Israel Ortiz
isra4884 at gmail.com
Tue Nov 17 05:18:11 CET 2015
I don´t know how to write a pareto distribution in that form, I want a
pareto function for time because I have a time variable that fits that
distribution. For a weibull and lognormal it is very easy because they are
particular cases from a extreme value and gaussian distributions.
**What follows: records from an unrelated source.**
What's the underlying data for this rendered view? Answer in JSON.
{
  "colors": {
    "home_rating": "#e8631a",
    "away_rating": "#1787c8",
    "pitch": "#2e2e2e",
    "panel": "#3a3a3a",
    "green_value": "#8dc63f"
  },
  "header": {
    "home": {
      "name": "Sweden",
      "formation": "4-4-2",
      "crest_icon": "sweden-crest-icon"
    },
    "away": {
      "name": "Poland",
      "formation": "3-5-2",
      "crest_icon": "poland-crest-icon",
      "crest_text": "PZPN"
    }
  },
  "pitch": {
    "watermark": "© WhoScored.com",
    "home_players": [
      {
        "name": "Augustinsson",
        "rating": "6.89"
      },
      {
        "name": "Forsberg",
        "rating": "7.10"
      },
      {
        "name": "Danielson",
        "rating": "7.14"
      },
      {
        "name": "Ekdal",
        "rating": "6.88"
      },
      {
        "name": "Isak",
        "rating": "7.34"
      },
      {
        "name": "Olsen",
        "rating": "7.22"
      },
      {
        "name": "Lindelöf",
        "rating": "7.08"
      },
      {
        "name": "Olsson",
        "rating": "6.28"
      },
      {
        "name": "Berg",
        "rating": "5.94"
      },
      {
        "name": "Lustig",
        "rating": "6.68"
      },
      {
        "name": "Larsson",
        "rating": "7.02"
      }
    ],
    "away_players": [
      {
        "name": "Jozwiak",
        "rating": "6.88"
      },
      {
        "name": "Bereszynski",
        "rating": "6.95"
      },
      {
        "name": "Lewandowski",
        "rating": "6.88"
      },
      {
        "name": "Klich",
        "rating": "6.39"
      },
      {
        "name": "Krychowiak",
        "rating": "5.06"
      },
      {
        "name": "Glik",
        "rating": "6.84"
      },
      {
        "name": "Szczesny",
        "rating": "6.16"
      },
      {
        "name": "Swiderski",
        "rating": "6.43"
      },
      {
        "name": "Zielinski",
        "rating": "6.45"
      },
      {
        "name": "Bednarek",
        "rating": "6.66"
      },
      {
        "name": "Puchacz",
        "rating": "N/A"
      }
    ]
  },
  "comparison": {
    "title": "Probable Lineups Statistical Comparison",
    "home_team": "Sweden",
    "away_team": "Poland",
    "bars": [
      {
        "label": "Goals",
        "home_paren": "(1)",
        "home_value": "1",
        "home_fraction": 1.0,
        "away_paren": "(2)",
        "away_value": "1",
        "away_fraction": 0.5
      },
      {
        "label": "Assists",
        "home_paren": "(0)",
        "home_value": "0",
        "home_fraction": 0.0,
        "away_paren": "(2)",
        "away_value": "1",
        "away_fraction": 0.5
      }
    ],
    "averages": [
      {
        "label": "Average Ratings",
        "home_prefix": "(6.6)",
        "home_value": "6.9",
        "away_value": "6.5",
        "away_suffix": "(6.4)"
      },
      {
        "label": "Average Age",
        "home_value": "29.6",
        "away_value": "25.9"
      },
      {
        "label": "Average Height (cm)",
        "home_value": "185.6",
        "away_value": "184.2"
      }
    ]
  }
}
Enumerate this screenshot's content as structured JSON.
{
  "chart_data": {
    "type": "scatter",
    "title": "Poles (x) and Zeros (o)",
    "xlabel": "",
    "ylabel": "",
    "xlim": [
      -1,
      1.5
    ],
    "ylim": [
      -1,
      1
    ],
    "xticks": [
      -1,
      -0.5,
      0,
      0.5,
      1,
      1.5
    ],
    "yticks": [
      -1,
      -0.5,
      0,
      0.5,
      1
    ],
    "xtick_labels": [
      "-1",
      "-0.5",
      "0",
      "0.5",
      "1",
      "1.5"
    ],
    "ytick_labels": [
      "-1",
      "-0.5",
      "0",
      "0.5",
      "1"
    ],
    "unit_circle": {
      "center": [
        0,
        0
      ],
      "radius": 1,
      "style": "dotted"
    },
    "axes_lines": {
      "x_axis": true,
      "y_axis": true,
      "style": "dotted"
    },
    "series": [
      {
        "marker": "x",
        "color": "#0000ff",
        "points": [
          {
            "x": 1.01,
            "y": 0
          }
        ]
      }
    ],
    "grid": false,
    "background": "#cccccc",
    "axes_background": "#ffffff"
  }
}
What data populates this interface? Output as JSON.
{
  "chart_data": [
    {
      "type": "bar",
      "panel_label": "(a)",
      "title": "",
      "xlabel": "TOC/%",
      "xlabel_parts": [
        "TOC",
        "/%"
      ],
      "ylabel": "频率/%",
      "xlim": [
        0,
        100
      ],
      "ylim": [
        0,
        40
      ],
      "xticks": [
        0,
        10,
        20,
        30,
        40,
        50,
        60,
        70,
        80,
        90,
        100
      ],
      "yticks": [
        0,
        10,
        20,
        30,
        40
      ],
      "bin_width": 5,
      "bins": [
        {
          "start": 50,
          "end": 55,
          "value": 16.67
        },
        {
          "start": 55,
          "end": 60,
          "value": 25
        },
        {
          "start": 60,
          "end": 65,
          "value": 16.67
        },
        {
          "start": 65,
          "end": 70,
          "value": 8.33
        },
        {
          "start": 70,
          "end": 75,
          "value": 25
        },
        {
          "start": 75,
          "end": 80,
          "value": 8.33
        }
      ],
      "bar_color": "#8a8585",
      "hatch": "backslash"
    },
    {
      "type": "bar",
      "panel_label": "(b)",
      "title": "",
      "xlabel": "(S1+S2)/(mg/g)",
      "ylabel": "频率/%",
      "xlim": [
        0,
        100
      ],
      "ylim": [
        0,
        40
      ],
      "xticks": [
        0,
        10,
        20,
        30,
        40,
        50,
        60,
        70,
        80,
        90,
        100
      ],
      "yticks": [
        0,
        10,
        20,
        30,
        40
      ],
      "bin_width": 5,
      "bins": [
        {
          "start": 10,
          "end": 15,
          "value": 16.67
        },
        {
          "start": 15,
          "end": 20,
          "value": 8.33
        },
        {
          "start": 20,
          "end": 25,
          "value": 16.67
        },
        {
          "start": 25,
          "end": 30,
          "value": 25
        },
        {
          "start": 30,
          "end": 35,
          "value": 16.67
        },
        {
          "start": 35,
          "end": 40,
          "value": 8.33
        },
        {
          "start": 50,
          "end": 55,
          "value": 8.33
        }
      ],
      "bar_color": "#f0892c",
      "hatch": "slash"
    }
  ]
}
I think
it is possible to write a pareto using an exponential distribution,but I´m
not sure, I tried this using :
# OPTION 1.
# Define one distribution in terms of another
library(foreign)
library(survival)
library(VGAM)
my.pareto <- survreg.distributions$exponential
my.pareto$name <- "Pareto"
my.pareto$scale <- NULL
#Using the following transformation:
my.pareto$dtrans <- function(y) min(y)*exp(y)
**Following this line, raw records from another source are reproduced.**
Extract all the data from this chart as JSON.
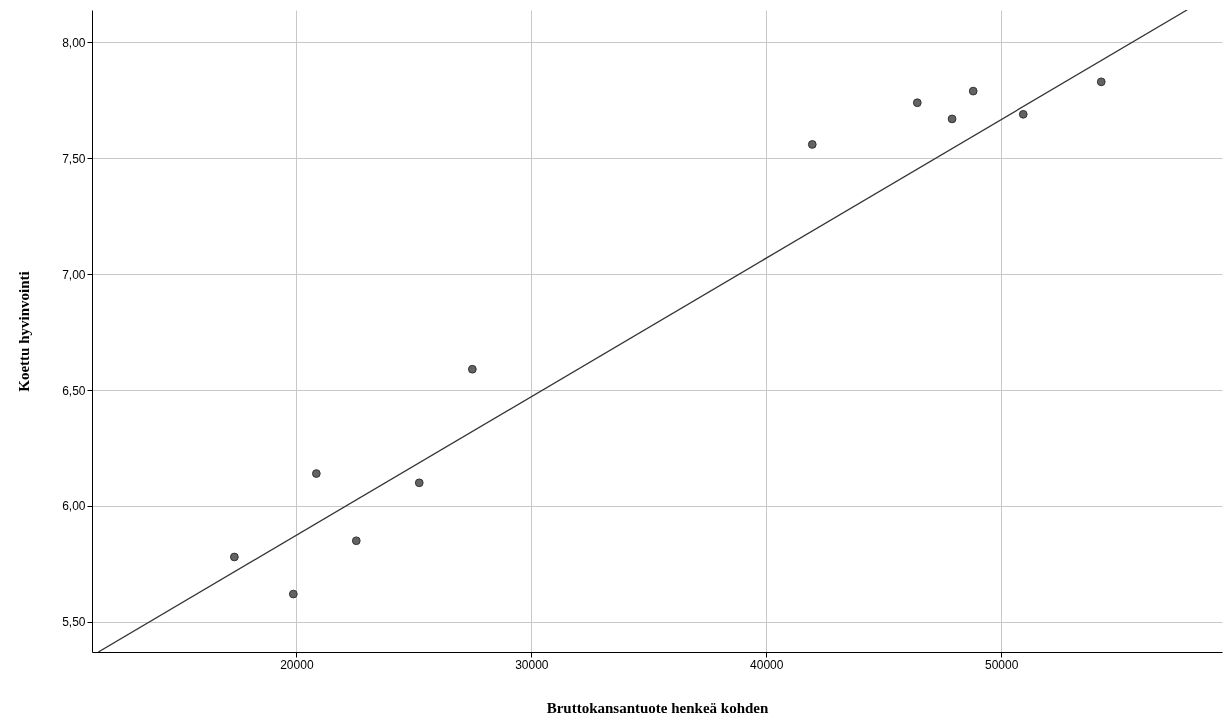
{
  "chart_data": {
    "type": "scatter",
    "xlabel": "Bruttokansantuote henkeä kohden",
    "ylabel": "Koettu hyvinvointi",
    "xlim": [
      11300,
      59400
    ],
    "ylim": [
      5.37,
      8.14
    ],
    "xticks": [
      20000,
      30000,
      40000,
      50000
    ],
    "yticks": [
      {
        "value": 5.5,
        "label": "5,50"
      },
      {
        "value": 6,
        "label": "6,00"
      },
      {
        "value": 6.5,
        "label": "6,50"
      },
      {
        "value": 7,
        "label": "7,00"
      },
      {
        "value": 7.5,
        "label": "7,50"
      },
      {
        "value": 8,
        "label": "8,00"
      }
    ],
    "grid": true,
    "series": [
      {
        "marker": "circle",
        "color": "#636363",
        "x": [
          17360,
          19870,
          20850,
          22550,
          25230,
          27490,
          41960,
          46430,
          47910,
          48810,
          50940,
          54260
        ],
        "values": [
          5.78,
          5.62,
          6.14,
          5.85,
          6.1,
          6.59,
          7.56,
          7.74,
          7.67,
          7.79,
          7.69,
          7.83
        ]
      },
      {
        "type": "line",
        "color": "#333333",
        "x": [
          11570,
          57910
        ],
        "values": [
          5.37,
          8.14
        ]
      }
    ]
  }
}
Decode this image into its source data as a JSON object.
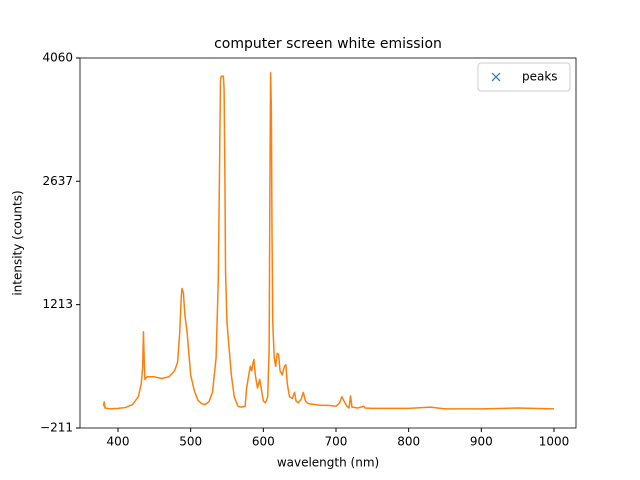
{
  "chart_data": {
    "type": "line",
    "title": "computer screen white emission",
    "xlabel": "wavelength (nm)",
    "ylabel": "intensity (counts)",
    "xlim": [
      347.7,
      1030.3
    ],
    "xticks": [
      400,
      500,
      600,
      700,
      800,
      900,
      1000
    ],
    "ylim": [
      -211,
      4060
    ],
    "yticks": [
      {
        "value": -211,
        "label": "−211"
      },
      1213,
      2637,
      4060
    ],
    "legend": "upper right",
    "series": [
      {
        "color": "#ff7f0e",
        "x": [
          380,
          381,
          382,
          390,
          400,
          410,
          420,
          428,
          432,
          434,
          435,
          436,
          437,
          440,
          450,
          460,
          470,
          478,
          482,
          485,
          487,
          488,
          490,
          492,
          495,
          497,
          500,
          505,
          510,
          515,
          520,
          525,
          530,
          535,
          538,
          540,
          541,
          542,
          545,
          546,
          547,
          548,
          550,
          553,
          556,
          560,
          565,
          570,
          575,
          577,
          580,
          582,
          584,
          586,
          587,
          589,
          592,
          595,
          597,
          600,
          603,
          606,
          608,
          609,
          610,
          611,
          612,
          613,
          615,
          617,
          619,
          621,
          623,
          626,
          629,
          631,
          633,
          636,
          640,
          643,
          645,
          648,
          652,
          655,
          658,
          662,
          670,
          680,
          690,
          700,
          705,
          708,
          711,
          715,
          718,
          720,
          722,
          730,
          738,
          740,
          750,
          800,
          830,
          850,
          900,
          950,
          1000
        ],
        "values": [
          40,
          90,
          20,
          10,
          15,
          25,
          60,
          150,
          300,
          500,
          900,
          600,
          350,
          380,
          380,
          360,
          380,
          450,
          550,
          900,
          1300,
          1400,
          1350,
          1100,
          900,
          700,
          400,
          220,
          110,
          70,
          60,
          90,
          200,
          600,
          1500,
          3000,
          3800,
          3850,
          3850,
          3700,
          2800,
          1600,
          1000,
          700,
          400,
          150,
          40,
          30,
          40,
          250,
          400,
          500,
          450,
          550,
          580,
          400,
          250,
          350,
          250,
          100,
          80,
          150,
          700,
          2500,
          3890,
          3500,
          2000,
          1000,
          600,
          500,
          650,
          640,
          450,
          400,
          500,
          520,
          300,
          150,
          130,
          200,
          100,
          80,
          120,
          200,
          100,
          70,
          60,
          50,
          50,
          40,
          80,
          150,
          100,
          40,
          20,
          160,
          30,
          20,
          40,
          20,
          15,
          15,
          30,
          10,
          10,
          20,
          10
        ]
      },
      {
        "name": "peaks",
        "color": "#1f77b4",
        "marker": "x",
        "x": [],
        "values": []
      }
    ]
  }
}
survregDtest(my.pareto, TRUE)
set.seed(1)
a <- rpareto(100, 1, 6)
b <- rnorm(100,5,1)
c <- rep(1,100)
base <- cbind.data.frame(a,b,c)
mod1 <- survreg(Surv(a, c) ~ b, base, dist = my.pareto)
summary(mod1)
# It works but I don´t know if it's correct
# OPTION 2.
# Using Density, distribution function, quantile function and random
generation for the Pareto(I) distribution
# from VGAM package.
my.pareto3 <- list(name='Pareto',
init= function(x, weights,alpha,k){
alpha <- length(x)/(sum(log(x))-length(x)*log(min(x)))
k <-min(x)
c(media <-(alpha*k/(alpha-1)),varianza <-
((k/alpha)^2)*(alpha/(alpha-2)))},
density= function (x, alpha,k) {
alpha <- length(x)/(sum(log(x))-length(x)*log(min(x)))
k <-min(x)
pvec <- seq(0.1, 0.9, by = 0.1)
qvec <- qpareto(pvec, alpha, k)
cbind(ppareto(qvec, alpha, k),
1-ppareto(qvec, alpha, k),
dpareto(x, alpha, k),
-(alpha+x)/x,
(alpha+1)*(alpha+2)/x^2)},
deviance=function(x) {stop('deviance residuals not
defined')},
quantile= function(alpha,k) qpareto(seq(0.1, 0.9, by =
0.1), alpha, k))
survregDtest(my.pareto3, TRUE)
mod3 <- survreg(Surv(a, c) ~ b, base, dist = my.pareto3)
# Did not work and I don't want a fixed value for alpha and k paremeters
but the function needs a default.
# I got this error:
Error in logdensity[xok] <- log(shape[xok]) + shape[xok] * log(scale[xok])
- : NAs are not allowed in subscripted assignments
6
dpareto(x, alpha, k)
5
cbind(ppareto(qvec, alpha, k), 1 - ppareto(qvec, alpha, k), dpareto(x,
alpha, k), -(alpha + x)/x, (alpha + 1) * (alpha + 2)/x^2)
4
density(z, parms)
3
derfun(y, yy, exp(vars), sd$density, parms)
2
survreg.fit(X, Y, weights, offset, init = init, controlvals = control, dist
= dlist, scale = scale, nstrat = nstrata, strata, parms = parms)
1
survreg(Surv(a, c) ~ b, base, dist = my.pareto3)
So, I don't know what else can I do.
Thanks.
2015-11-16 11:38 GMT-06:00 Therneau, Terry M., Ph.D. <therneau at mayo.edu>:
> You are still missing the point.
> The survreg routine handles distribution of the form:
>
> (t(y) - m)/s ~ f, where f is a distribution on the real line.
>
> Here t is an optional but fixed transform and m= X\beta. Beta and s=scale
> are the parameters that the routine will fit.
>
> For a log-normal, t=log and f= the density of a Gaussian mean=0, sd=1.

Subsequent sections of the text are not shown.